Isolamento, caracterização molecular e detecção por PCR em tempo real (qPCR) de Salmonella spp. em amostras fecais de potros com e sem diarreia.

Abstract

O presente estudo investigou a ocorrência de Salmonella spp. em fezes de 200 potros com até 1 ano de idade, através das técnicas de cultivo bacteriológico e PCR em tempo real (qPCR) pelos métodos de corante fluorescente (SYBR® Green) e sonda específica (Taqman®) para o gene invA com e sem etapa de pré-enriquecimento seletivo em tetrationato. Sorotipificação, testes de sensibilidade antimicrobiana e análise genética para a presença de genes produtores de β-lactamases foram realizados. Houve a identificação dos sorovares: S. Infantis, S. Minessota, S. I.4,5,12:i:-; S. Anatum, S. Cerro, S. Oranienburg, S. I.4,12:d:-, S. Braenderup, S. Give, S. Newport, S. I.6,8:-:-, S.IIIb 61:c:z35, S.IO9:-:1,5. O cultivo bacteriológico revelou 15% (n=30) de animais positivos (21 animais com diarreia e 9 de animais sem diarreia). Multirresistência foi constatada em 43,33% (n=13) dos isolados. A análise genética revelou 10 isolados (33,3%) produtores de β-lactamases. Houve superioridade dos resultados positivos pela qPCR em relação ao cultivo bacteriológico. O método de qPCR SYBR® com tetrationato apresentou 22,5% (n=45) de animais positivos, qPCR Taqman® com tetrationato identificou 22% de animais positivos (n=44), qPCR SYBR® sem tetrationato obteve 24% (n=48) de animais positivos e a qPCR Taqman® sem tetrationato evidenciou 20% (n=40) de animais positivos. Os resultados confirmaram a utilidade do método qPCR sem a etapa de pré-enriquecimento em tetrationato, como um teste rápido para detecção de Salmonella spp. em animais portadores ou em animais com sinais clínicos de diarreia, associado ao cultivo bacteriológico para a realização do teste de sensibilidade aos antimicrobianos e sorotipificação.

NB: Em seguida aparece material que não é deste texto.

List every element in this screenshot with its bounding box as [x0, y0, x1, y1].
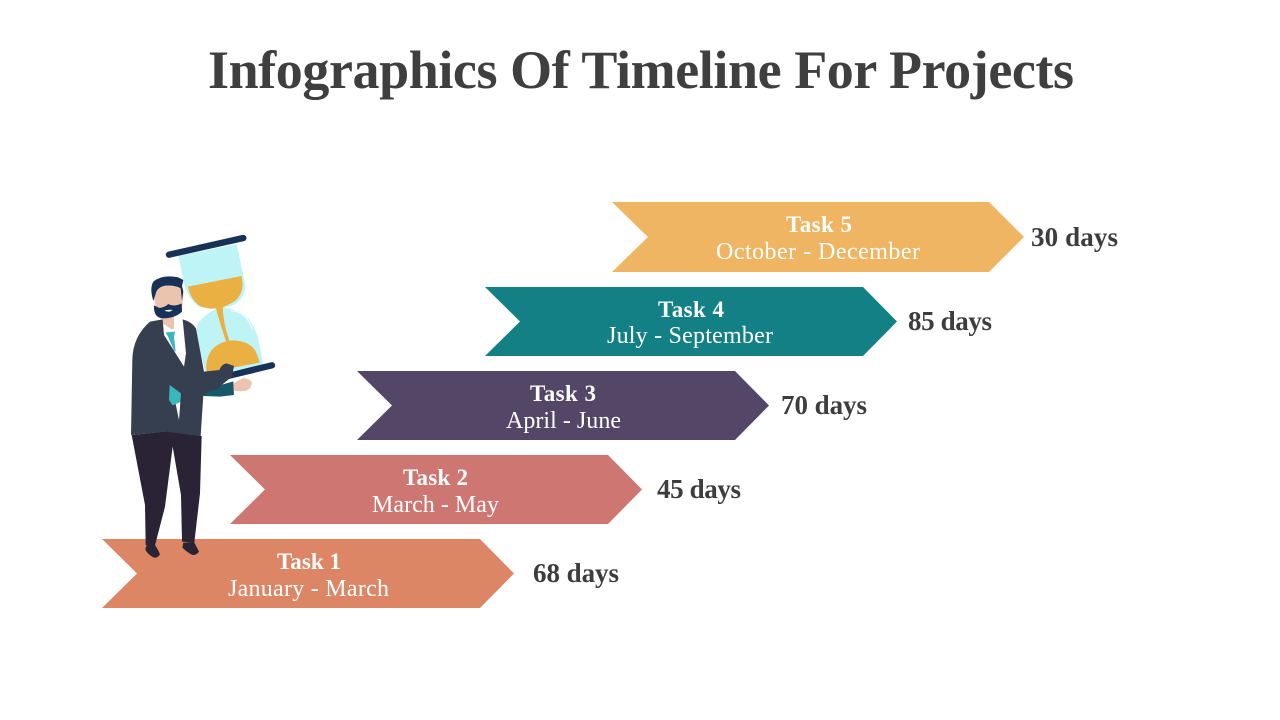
panel: task 5: October - December [716, 239, 920, 265]
label: task 4 duration: 85 days [908, 306, 992, 336]
icon: hourglass [169, 238, 272, 377]
panel: task 3 [357, 371, 769, 440]
panel: task 2: March - May [372, 492, 499, 518]
icon: man [131, 276, 252, 558]
label: task 5 duration: 30 days [1031, 222, 1118, 252]
icon: businessman holding hourglass [131, 238, 272, 558]
panel: task 3: April - June [506, 408, 621, 434]
panel: task 3: Task 3 [530, 381, 596, 406]
label: task 2 duration: 45 days [657, 474, 741, 504]
panel: task 5: Task 5 [786, 212, 852, 237]
panel: task 4: July - September [607, 323, 773, 349]
panel: task 4: Task 4 [658, 297, 724, 322]
panel: task 1: January - March [228, 576, 389, 602]
panel: task 2: Task 2 [403, 465, 468, 490]
label: task 3 duration: 70 days [781, 390, 867, 420]
title: Infographics Of Timeline For Projects [208, 40, 1074, 100]
panel: task 2 [230, 455, 642, 524]
panel: task 5 [612, 202, 1024, 272]
label: task 1 duration: 68 days [533, 558, 619, 588]
panel: task 1 [102, 539, 514, 608]
panel: task 4 [485, 287, 897, 356]
panel: task 1: Task 1 [277, 549, 341, 574]
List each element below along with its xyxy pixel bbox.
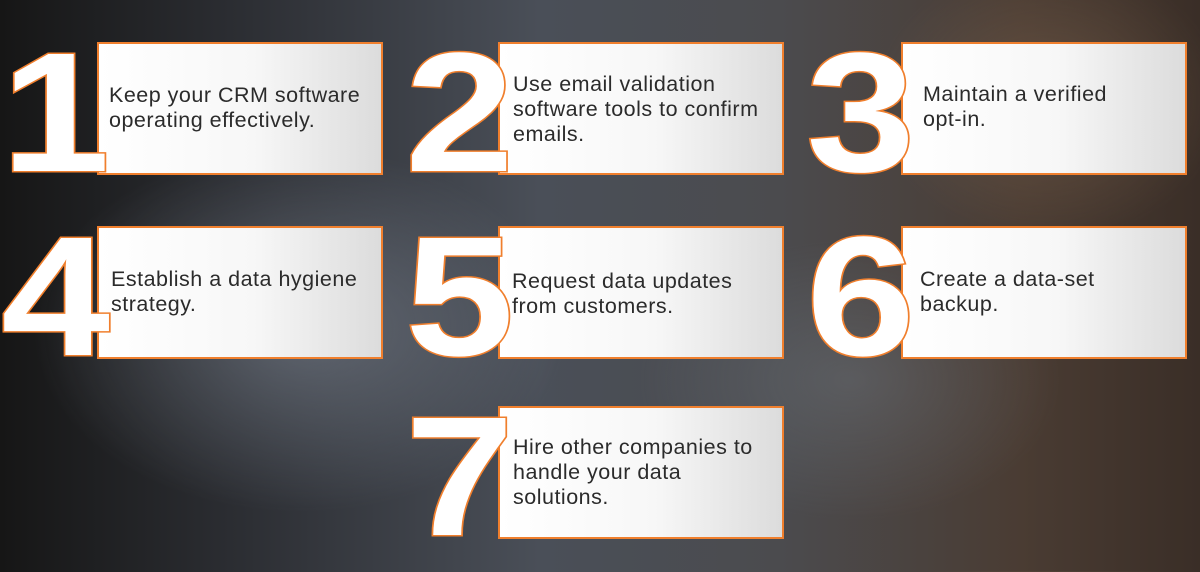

This study has investigated the ocurrence of Salmonella spp. in fecal samples from 200 foals up to one year of age. Feces have been tested for Salmonella spp. by microbiologic culture and TaqMan® and SYBR® Green real time polymerase chain reaction (qPCR) methods for invA gene with and without pre-enrichement in tetrathionate. Salmonella spp. strains have been serotyped, antimicrobial susceptibility profiles have been analyzed and the presence of β-lactamase genes have been evaluated. Salmonella spp. was isolated in 30 (15%) horses (21 horses with diarrhea and nine horses without diarrhea. Salmonella spp. serotypes have been identified: S. Infantis, S. Minessota, S. I.4,5,12:i:-; S. Anatum, S. Cerro, S. Oranienburg, S. enterica subsp enterica 4,12:d:-, S. Braenderup, S. Give, S. Newport, S. enterica subsp. enterica 6,8:-:-, S.IIIb 61:c:z35, S.IO9:-:1,5. Multiresistance has been observed in 43,33% (n=13) of bacterial isolates. Genetic analyses have revealed 10 bacterial isolates (33,3%) β-lactamases producers. There were high superiority of positive qPCR results compared to bacterial culture results. The qPCR SYBR® Green with tethrationate has showed 22,5% (n=45) of positive animals, qPCR Taqman® with tethrationate has exhibited 22% (n=44) of positive animals, qPCR SYBR® Green without tetrathionate has identified 24% (n=48) of positive animals and the qPCR Taqman® without tetrathionate has identified 20% (n=40) of positive animals. The results have confirmed the utility of qPCR method as a rapid test for detection of Salmonella spp. in animal carriers or in animals with clinical signs of diarrhea, associated with bacterial culture for antimicrobial susceptibility testing and serotyping data.